Comparison of Scenario Pre-processing Performance on Support Vector Machine and Naïve Bayes Algorithms for Sentiment Analysis


Abstract
Television shows need a rating in their assessment, but public opinion is also required to complete it. Sentiment analysis is necessary for its completion. An essential step in sentiment analysis is pre-processing because, in public opinion, there are still many inappropriate writings.
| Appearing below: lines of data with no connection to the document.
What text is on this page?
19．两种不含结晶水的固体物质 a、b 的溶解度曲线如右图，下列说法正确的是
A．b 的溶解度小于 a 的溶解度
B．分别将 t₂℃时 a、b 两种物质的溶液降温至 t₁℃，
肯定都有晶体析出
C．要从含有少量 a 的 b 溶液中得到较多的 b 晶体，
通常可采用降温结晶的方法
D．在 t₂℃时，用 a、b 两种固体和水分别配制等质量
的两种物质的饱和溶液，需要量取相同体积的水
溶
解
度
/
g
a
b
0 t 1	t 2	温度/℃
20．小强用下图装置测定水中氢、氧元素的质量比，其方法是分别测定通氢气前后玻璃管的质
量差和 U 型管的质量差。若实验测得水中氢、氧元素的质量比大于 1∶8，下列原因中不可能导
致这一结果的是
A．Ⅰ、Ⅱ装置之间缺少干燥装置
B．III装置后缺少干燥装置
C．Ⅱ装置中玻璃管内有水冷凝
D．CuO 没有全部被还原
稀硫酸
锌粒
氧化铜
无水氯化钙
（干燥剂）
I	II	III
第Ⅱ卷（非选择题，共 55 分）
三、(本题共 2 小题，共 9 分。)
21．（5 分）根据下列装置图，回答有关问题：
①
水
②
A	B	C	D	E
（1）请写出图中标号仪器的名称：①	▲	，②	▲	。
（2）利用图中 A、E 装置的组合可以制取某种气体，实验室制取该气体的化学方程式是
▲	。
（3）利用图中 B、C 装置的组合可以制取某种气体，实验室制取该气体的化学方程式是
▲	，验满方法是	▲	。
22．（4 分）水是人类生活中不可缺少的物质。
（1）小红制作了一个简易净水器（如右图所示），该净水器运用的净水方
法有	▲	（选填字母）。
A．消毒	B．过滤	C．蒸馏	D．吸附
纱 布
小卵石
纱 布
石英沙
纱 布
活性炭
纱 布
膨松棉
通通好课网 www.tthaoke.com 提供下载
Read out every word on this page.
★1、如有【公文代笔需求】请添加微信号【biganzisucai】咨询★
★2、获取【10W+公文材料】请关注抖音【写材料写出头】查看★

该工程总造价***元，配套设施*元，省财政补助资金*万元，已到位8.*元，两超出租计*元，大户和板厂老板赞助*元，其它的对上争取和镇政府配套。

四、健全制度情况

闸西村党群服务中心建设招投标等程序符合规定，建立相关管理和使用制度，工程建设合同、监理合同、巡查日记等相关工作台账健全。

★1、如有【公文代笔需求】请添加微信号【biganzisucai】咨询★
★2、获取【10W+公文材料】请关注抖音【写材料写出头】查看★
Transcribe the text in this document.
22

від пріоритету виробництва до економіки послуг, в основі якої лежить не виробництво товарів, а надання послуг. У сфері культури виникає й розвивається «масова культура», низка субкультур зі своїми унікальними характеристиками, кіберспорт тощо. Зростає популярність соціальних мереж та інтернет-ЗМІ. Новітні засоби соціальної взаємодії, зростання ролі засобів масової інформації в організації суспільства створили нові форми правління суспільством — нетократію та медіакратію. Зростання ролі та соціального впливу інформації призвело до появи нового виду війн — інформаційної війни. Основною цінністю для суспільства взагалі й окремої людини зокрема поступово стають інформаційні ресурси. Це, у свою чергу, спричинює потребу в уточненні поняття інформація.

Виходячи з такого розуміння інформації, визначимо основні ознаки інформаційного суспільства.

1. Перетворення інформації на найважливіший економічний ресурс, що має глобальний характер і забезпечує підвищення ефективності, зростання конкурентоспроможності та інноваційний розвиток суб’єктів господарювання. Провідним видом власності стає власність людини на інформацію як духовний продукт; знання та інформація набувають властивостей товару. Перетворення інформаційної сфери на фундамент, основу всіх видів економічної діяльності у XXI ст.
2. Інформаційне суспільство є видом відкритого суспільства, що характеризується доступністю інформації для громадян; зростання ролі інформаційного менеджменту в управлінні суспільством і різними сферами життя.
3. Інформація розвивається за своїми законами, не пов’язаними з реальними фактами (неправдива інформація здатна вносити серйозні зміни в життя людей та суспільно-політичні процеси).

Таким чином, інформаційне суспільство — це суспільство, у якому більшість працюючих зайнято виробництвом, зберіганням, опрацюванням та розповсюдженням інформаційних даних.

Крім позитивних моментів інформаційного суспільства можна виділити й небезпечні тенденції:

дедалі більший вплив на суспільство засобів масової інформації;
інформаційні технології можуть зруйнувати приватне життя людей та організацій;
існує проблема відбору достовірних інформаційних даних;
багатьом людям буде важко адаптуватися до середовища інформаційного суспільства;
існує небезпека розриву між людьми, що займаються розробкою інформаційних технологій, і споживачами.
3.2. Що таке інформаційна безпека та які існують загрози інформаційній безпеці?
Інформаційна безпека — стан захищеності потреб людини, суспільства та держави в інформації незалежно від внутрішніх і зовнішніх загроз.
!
This study aims to compare the performance results using different pre-processing scenarios to get the best pre-processing performance on Support Vector Machine (SVM) and Naïve Bayes (NB) on sentiment analysis about the television show X Factor Indonesia. The stages used to start from literature study, problem analysis, design, data collection, pre-processing with two scenarios, word weighting with TF-IDF, classification using SVM and NB, then resulting accuracy from Confusion Matrix. The findings of this research are that optimal performance can be achieved using a comprehensive pre-processing scenario. This scenario should include the following steps: case-folding, removing emoji, cleansing, removing repetition characters, word normalization, negation handling, stopwords removal, stemming, and tokenization, with an accuracy of 79.44% on the SVM algorithm. This research shows that the complete pre-processing of the SVM algorithm is better in terms of accuracy, precision, recall, and F1-score.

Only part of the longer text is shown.